Вестовой встал на колени в середине группы и направил сильный луч на карту. Карта была внизу, в яме, и фонарик не мог быть виден с боков и сверху.
— Дела, ребята, худые, — сказал Редькин. — Живых у нас сто сорок человек. Нераненых — только половина. Продовольствия на два дня, боеприпасов на один бой. Восемь тяжелых у доктора. Считай, пять лошадей. У противника на болоте эсэсовский усиленный батальон. Было в нем человек восемьсот, теперь человек шестьсот. Пулеметов у них — с ручными — до сотни, остальное — автоматы. Две минометные батареи. Сейчас мы их вывели из строя, но к утру они минометы наладят. Конечно, огонь уже не тот, но мины на нас повалятся, тут сомневаться не приходится. На другой стороне реки — усиленная егерская рота — двести человек.
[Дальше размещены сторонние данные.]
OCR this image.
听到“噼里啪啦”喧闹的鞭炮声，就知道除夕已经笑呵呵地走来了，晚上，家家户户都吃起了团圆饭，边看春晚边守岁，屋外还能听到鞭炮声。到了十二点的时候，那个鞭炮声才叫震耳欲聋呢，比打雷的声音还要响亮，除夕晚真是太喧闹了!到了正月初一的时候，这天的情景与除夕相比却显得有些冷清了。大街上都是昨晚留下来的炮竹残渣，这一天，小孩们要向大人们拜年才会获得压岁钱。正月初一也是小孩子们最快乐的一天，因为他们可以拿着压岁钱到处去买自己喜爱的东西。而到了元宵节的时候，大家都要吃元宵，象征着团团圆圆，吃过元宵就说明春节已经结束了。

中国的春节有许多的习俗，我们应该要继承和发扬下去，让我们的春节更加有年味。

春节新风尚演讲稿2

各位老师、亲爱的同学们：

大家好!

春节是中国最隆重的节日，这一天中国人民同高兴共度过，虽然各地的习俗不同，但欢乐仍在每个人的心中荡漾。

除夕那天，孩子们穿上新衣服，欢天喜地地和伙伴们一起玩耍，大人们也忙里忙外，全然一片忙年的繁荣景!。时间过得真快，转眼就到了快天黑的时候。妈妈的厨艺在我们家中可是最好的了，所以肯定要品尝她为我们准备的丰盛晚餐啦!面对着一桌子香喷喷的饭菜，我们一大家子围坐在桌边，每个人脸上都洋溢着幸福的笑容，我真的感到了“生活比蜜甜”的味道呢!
Свеженькая. Потерь почти нет. Вот только Федька туда сплавал, одного егеря финкой пришил, карту вот достал немецкую... Какой из всего этого выход, прошу высказываться.
Помолчали. Со стороны реки усиливался ветер. Ветки над воронкой застрекотали. Где-то далеко кто-то застонал. С болота доносился какой-то шум, за рекой у егерей тоже шло непонятное перемещение. Слышны были команды, трещали кусты. Колебался раскидистый ивняк на берегу. Речка была шириной метров двадцать, но они, эти двадцать метров, были непроходимы, поэтому, достижимые даже для автоматов, партизаны от егерей таились все же гораздо меньше, чем от эсэсовцев за болотом, где враги были далеко, но в трясине брод — значит, угрожала возможность прямого столкновения.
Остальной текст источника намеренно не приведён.